Lost in thought, he found himself
nearly all the way to the temple, and the first stone step was just
ahead. His escorts had stopped, and now stood on either side of
him.
“
Sir,” the one said “This is
as far as we go. We won’t take guns into the temple.” Indeed, the
members of Armil’s troops who now guarded the doorways were
equipped only with spears.
“
Ah, I see.” Brock looked at
the rifle, and at the step. “May I see it for a moment?” The
soldier reluctantly gave up his firearm. Brock stood on the sand,
pointed the rifle skyward, away from the temple, and pulled the
trigger. Nothing.
“
Ah.. where’s the
safety?”
The soldier smirked a little, and
flipped it off. Brock successfully fired one shot into the sky, and
then stepped back up onto the first step.

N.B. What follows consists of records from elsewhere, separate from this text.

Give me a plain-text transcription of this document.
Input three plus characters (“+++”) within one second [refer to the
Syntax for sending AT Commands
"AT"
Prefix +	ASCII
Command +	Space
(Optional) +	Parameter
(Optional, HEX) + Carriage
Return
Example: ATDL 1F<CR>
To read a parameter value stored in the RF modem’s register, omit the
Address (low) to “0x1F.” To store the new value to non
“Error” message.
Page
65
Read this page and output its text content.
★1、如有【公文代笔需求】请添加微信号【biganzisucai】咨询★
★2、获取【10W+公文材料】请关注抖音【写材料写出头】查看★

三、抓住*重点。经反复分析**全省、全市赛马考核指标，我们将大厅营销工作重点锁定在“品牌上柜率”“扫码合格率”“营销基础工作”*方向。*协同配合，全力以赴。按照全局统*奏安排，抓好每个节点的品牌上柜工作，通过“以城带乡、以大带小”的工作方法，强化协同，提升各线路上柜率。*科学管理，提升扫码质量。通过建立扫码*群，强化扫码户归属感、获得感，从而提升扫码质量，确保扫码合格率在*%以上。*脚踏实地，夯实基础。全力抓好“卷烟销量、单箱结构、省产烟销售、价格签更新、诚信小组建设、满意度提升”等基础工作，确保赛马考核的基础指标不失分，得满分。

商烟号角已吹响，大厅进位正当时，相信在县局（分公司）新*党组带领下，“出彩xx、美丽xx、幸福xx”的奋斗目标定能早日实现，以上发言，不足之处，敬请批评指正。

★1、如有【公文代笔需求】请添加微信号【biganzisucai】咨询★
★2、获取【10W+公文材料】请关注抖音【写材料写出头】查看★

He aimed at the same spot of sky, and
pulled the trigger. The gun clicked, the firing pin hit the back of
the next bullet, and nothing happened.
“
Ooh… !”
The soldier stepped up to turn the
safety off again. “Oh. It’s off. I guess you jammed or something.
Let me re-prime it.” The soldier prepared the rifle again. He
passed it back to Brock, and Brock tried to fire again. Nothing. He
passed the rifle back to the soldier.
“
Your gun is probably fine.
You have your rules about no guns in the temple? I think the temple
agrees. Your gunpowder might be soaked with nanites. Or something.
I’ll have to borrow it again later.” This was a very impressive
trick. He didn’t bother to mention the idea that nanites in your
gun powder could theoretically also result in unwanted firing, but
if it didn’t happen yet, it probably wasn’t going to happen
soon.
Brock aimed one of his instruments at
the gun. “Yup. Nanites. Lots of em.” The soldier made an uneasy
face. “Just uh.. wash your hands well before eating.” Total
malarkey, but it made him feel better. “The two that were killed,
they were at the top of the stairs. Yes?”